Winning Number

• Only one of statements a) and b) can be true, and at most one of c) and d) can be true.
• Then (since there are four true statements) it follows that e) and f) must be true, and that exactly one of c) and d) is true.
• From e) and f) are choices are limited to 10, 11 and 12; and only 11 satisfies one of c) and d).
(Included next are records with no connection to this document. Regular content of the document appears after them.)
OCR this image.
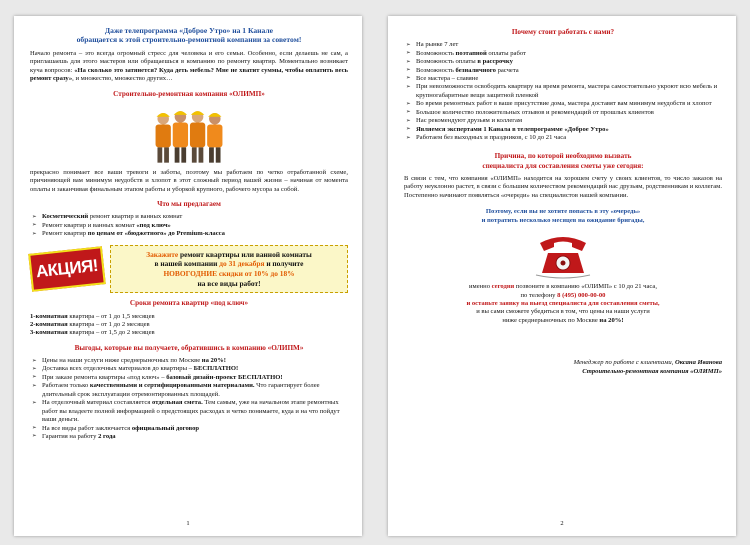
Даже телепрограмма «Доброе Утро» на 1 Канале
обращается к этой строительно-ремонтной компании за советом!

Начало ремонта – это всегда огромный стресс для человека и его семьи. Особенно, если делаешь не сам, а приглашаешь для этого мастеров или обращаешься в компанию по ремонту квартир. Моментально возникает куча вопросов: «На сколько это затянется? Куда деть мебель? Мне не хватит суммы, чтобы оплатить весь ремонт сразу», и множество, множество других…

Строительно-ремонтная компания «ОЛИМП»

прекрасно понимает все ваши тревоги и заботы, поэтому мы работаем по четко отработанной схеме, причиняющей вам минимум неудобств и хлопот в этот сложный период вашей жизни – начиная от момента оплаты и заканчивая финальным этапом работы и уборкой крупного, рабочего мусора за собой.

Что мы предлагаем
➢ Косметический ремонт квартир и ванных комнат
➢ Ремонт квартир и ванных комнат «под ключ»
➢ Ремонт квартир по ценам от «бюджетного» до Premium-класса
АКЦИЯ!
Закажите ремонт квартиры или ванной комнаты
в нашей компании до 31 декабря и получите
НОВОГОДНИЕ скидки от 10% до 18%
на все виды работ!
Сроки ремонта квартир «под ключ»
1-комнатная квартира – от 1 до 1,5 месяцев
2-комнатная квартира – от 1 до 2 месяцев
3-комнатная квартира – от 1,5 до 2 месяцев
Выгоды, которые вы получаете, обратившись в компанию «ОЛИПМ»
➢ Цены на наши услуги ниже среднерыночных по Москве на 20%!
➢ Доставка всех отделочных материалов до квартиры – БЕСПЛАТНО!
➢ При заказе ремонта квартиры «под ключ» – базовый дизайн-проект БЕСПЛАТНО!
➢ Работаем только качественными и сертифицированными материалами. Что гарантирует более длительный срок эксплуатации отремонтированных площадей.
➢ На отделочный материал составляется отдельная смета. Тем самым, уже на начальном этапе ремонтных работ вы владеете полной информацией о предстоящих расходах и четко понимаете, куда и на что пойдут ваши деньги.
➢ На все виды работ заключается официальный договор
➢ Гарантия на работу 2 года
1
Почему стоит работать с нами?
➢ На рынке 7 лет
➢ Возможность поэтапной оплаты работ
➢ Возможность оплаты в рассрочку
➢ Возможность безналичного расчета
➢ Все мастера – славяне
➢ При невозможности освободить квартиру на время ремонта, мастера самостоятельно укроют всю мебель и крупногабаритные вещи защитной пленкой
➢ Во время ремонтных работ в ваше присутствие дома, мастера доставят вам минимум неудобств и хлопот
➢ Большое количество положительных отзывов и рекомендаций от прошлых клиентов
➢ Нас рекомендуют друзьям и коллегам
➢ Являемся экспертами 1 Канала в телепрограмме «Доброе Утро»
➢ Работаем без выходных и праздников, с 10 до 21 часа
Причина, по которой необходимо вызвать
специалиста для составления сметы уже сегодня:

В связи с тем, что компания «ОЛИМП» находится на хорошем счету у своих клиентов, то число заказов на работу неуклонно растет, в связи с большим количеством рекомендаций нас друзьям, родственникам и коллегам. Постепенно начинают появляться «очереди» на специалистов нашей компании.

Поэтому, если вы не хотите попасть в эту «очередь»
и потратить несколько месяцев на ожидание бригады,
именно сегодня позвоните в компанию «ОЛИМП» с 10 до 21 часа,
по телефону 8 (495) 000-00-00
и оставьте заявку на выезд специалиста для составления сметы,
и вы сами сможете убедиться в том, что цены на наши услуги
ниже среднерыночных по Москве на 20%!
Менеджер по работе с клиентами, Оксана Иванова
Строительно-ремонтная компания «ОЛИМП»
2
$\text{possible elements for (It was even)={2,4,6,8,10,12,14,16}}$

$\text{possible elements for (It was odd)={1,3,5,7,9,11,13,15,}}$ $\implies$ $\boxed{11}$

$\text{possible elements for (It was prime)={2,3,5,7,11,13}}$ $\implies$ $\boxed{11}$

$\text{possible elements for (It was a square number)={4,9,16}}$

$\text{possible elements for (It had two digits)={10,11,12,13,14,15,16}}$ $\implies$ $\boxed{11}$

$\text{possible elements for (It was between 6 and 12)={7,8,9,10,11}}$ $\implies$ $\boxed{11}$

Hence the answer is $\color{#20A900}{\boxed{11}}$

Even <==> Odd
Prime <==> Perfect square

Since a) & b) are mutually exclusive and c) & d) are also mutually exclusive, we can only choose one out of each pair, and that means that e) & f) are both the truth that describes the winning number. Two digit numbers within the limits of 6 ≤ x ≤ 12 is just 10, 11 and 12. Because none of these are perfect squares, our number must be a prime.

Answer = 11, a two-digit odd prime number between 6 and 12.